Hier,à la fin d'une journée comme le peuple français les aime au mois de mai, avec grèves, manifestations, cris, disputes, blocages, propos des uns et des autres, le hasard a fait que j'écoute M. MELENCHON à la TV.
Oui, car il n'y avait pas de volonté de ma part, juste de l'actualité, et je ne me souviens même pas du sujet de l'émission. Mais j'aime écouter Melenchon, qui en général pense par lui même, assez passionnément, connaît un peu l'Histoire, et parle assez bien. Bref, qui secoue, qui émeut, qui débat, sans toujours convaincre, mais toujours réveille.
Il y a loin de Melenchon à la viticulture, me direz vous ? sans doute. Pourtant, j'y vois des points communs. C'est la raison et le motif de ce papier.
Sans être partisan, je fus étonné, sinon surpris par les questions de Pujadas, comme si Melenchon portait les évènements actuels. ou en était à l'origine. Il est probable qu'ils sont largement "issus de la base" - et elle semble parfois réservée envers lui - spontanés, browniens si j'ose dire, mais que tout cela se passe sans sa direction.
Son débat avec le boulanger (noir) de Montmartre me frappa davantage. Voilà un homme, dont je ne connais pas le parcours, qui semble se lamenter parce qu'il a 17 employés ! et qu'il se tracasse, sans doute, entre autres, parce qu'il a peur de devoir licencier, un jour ou l'autre, que le code du travail, etc. Mais Melenchon n'est pas le fisc, et ne lui demande pas son bilan, et ne comprend pas d'ailleurs la gestion, ce qu'il admet. Bref, un dialogue presque de sourds, entre deux hommes de bonne volonté. Je m'arrêtai là, mais le sommeil de la nuit faisant son effet, je me réveillai ce matin, avec des questions, et des conclusions.
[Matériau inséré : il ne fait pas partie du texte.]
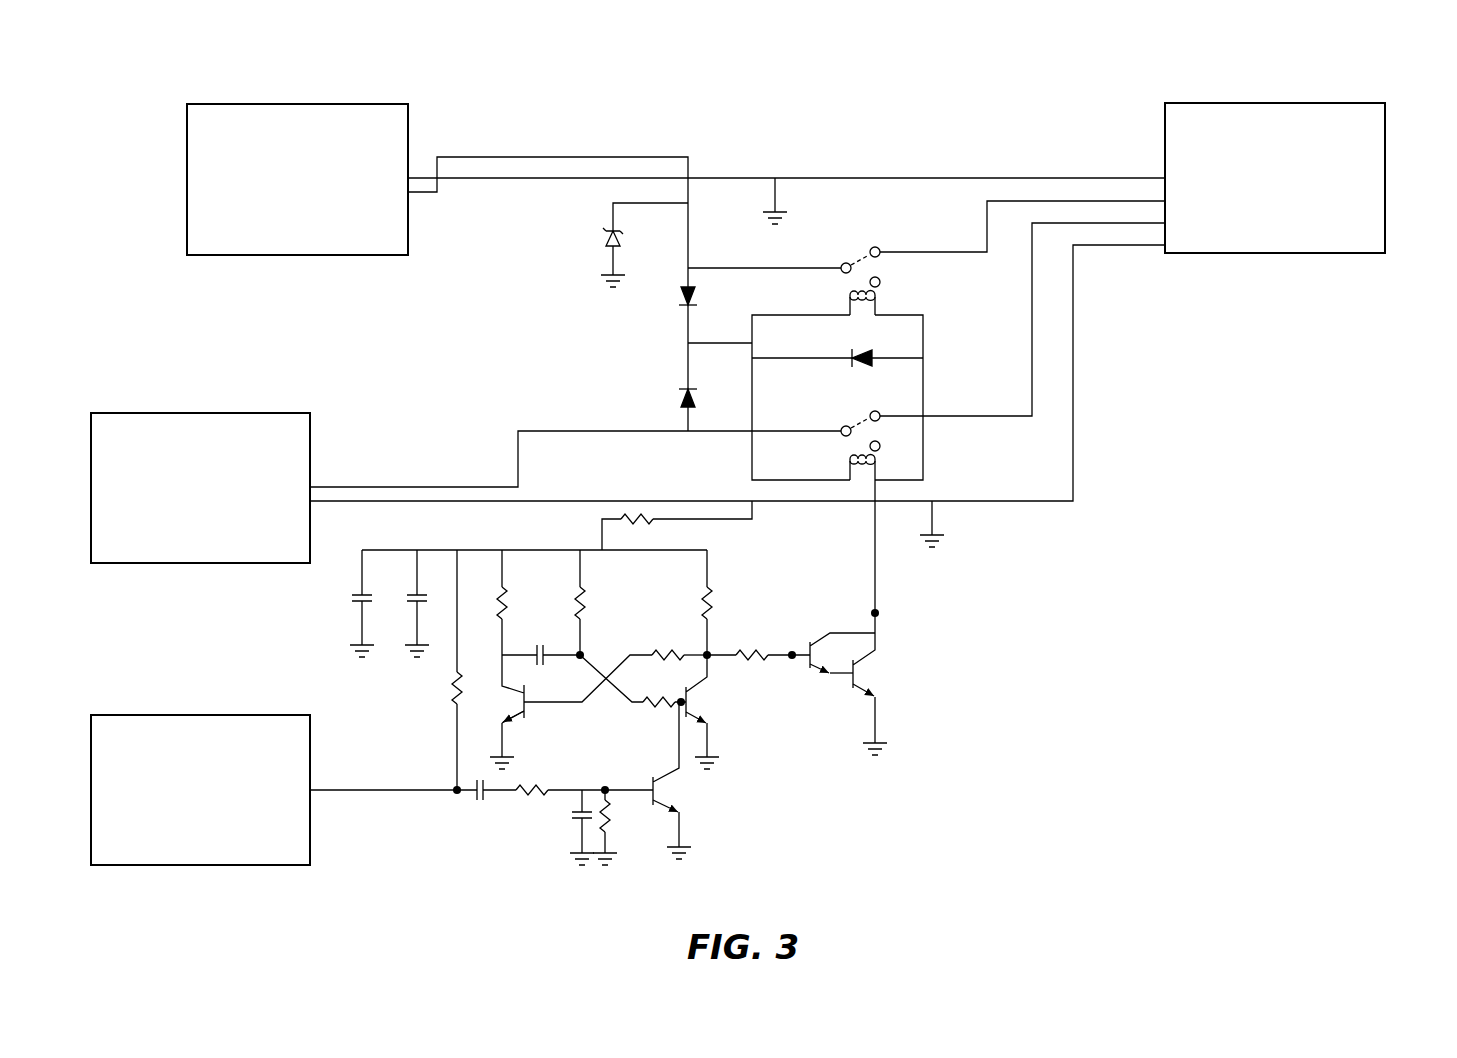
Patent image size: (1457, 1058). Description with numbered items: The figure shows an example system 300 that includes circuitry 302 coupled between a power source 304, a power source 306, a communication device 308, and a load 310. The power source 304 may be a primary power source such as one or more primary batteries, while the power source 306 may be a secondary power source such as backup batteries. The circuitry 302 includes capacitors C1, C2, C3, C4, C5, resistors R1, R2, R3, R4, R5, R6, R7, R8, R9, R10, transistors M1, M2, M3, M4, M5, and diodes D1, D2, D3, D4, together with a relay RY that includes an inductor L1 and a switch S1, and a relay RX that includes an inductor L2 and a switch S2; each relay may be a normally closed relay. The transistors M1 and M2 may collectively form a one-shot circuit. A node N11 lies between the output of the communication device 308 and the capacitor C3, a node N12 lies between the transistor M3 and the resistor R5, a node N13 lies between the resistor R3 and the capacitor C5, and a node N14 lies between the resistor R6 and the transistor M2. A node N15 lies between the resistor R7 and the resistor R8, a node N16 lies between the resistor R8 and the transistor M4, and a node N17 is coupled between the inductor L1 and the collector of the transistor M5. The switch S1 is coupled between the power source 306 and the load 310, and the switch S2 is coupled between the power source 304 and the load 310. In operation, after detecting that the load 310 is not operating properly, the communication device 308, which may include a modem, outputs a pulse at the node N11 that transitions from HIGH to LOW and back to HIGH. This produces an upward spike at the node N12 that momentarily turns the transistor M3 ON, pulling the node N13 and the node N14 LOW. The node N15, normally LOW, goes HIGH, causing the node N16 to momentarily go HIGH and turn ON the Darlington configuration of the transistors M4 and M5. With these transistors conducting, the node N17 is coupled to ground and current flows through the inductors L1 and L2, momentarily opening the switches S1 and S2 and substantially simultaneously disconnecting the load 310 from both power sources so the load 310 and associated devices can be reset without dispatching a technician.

The system 300 is at (1391, 88).
The circuitry 302 is at (1027, 98).
The power source 304 is at (297, 179).
The power source 306 is at (200, 488).
The communication device 308 is at (200, 790).
The load 310 is at (1275, 178).
The relay RX is at (902, 238).
The relay RY is at (935, 403).
The switch S1 is at (1001, 337).
The switch S2 is at (926, 244).
The inductor L1 is at (842, 464).
The inductor L2 is at (842, 300).
The diode D1 is at (837, 370).
The diode D2 is at (644, 245).
The diode D3 is at (668, 303).
The diode D4 is at (668, 393).
The resistor R1 is at (442, 670).
The resistor R2 is at (518, 602).
The resistor R3 is at (596, 602).
The resistor R4 is at (584, 777).
The resistor R5 is at (618, 827).
The resistor R6 is at (633, 695).
The resistor R7 is at (679, 641).
The resistor R8 is at (758, 641).
The resistor R9 is at (723, 602).
The resistor R10 is at (677, 527).
The capacitor C1 is at (349, 603).
The capacitor C2 is at (430, 603).
The capacitor C3 is at (492, 803).
The capacitor C4 is at (569, 827).
The capacitor C5 is at (541, 644).
The transistor M1 is at (569, 712).
The transistor M2 is at (706, 712).
The transistor M3 is at (674, 780).
The transistor M4 is at (842, 653).
The transistor M5 is at (872, 684).
The node N11 is at (455, 793).
The node N12 is at (607, 787).
The node N13 is at (583, 653).
The node N14 is at (679, 700).
The node N15 is at (710, 658).
The node N16 is at (793, 660).
The node N17 is at (878, 611).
Oui, Melenchon a tort de se faire le chantre de pays douteux ou en faillite, je veux dire le Vénézuela par exemple. Mais pourquoi le fait il ? Il a sans doute tort de dire que la révolution est pour demain, mais raison de penser que demain est à imaginer, qu'il ne sera pas comme hier, que rien n'est fait dans cette direction.
C'est en écoutant de tels débats ou de tels propos, qu'on prend conscience que non, la réalité, le raisonnement ne doivent pas être celui là, que le fait important, au départ, est un autre, et donc le cheminement, pour la solution, ne doit pas être celui la. Et qu'est ce qui fait que le point de départ ou le chemin à suivre ne soient pas les mêmes pour tous ? ainsi en fut il du débat - oublié aujourd'hui, mais si important entre 1917 et 1989 - de la Vérité du communisme, et de son avenir. Les uns voulaient des lendemains chantant l'Internationale, au nom du bonheur des peuples, d'autres voyaient des réalités différentes.
Ce fut Gide, qui avec son (simple) livre de retour d'URSS saisit, avec sa sensibilité propre et son intelligence, comprit les failles du système. Parti communiste, il en revint sceptique. Il fallut pourtant 50 ans, et bien d'autres errements (le Cambodge par exemple), pour que tous admettent les failles de cette doctrine.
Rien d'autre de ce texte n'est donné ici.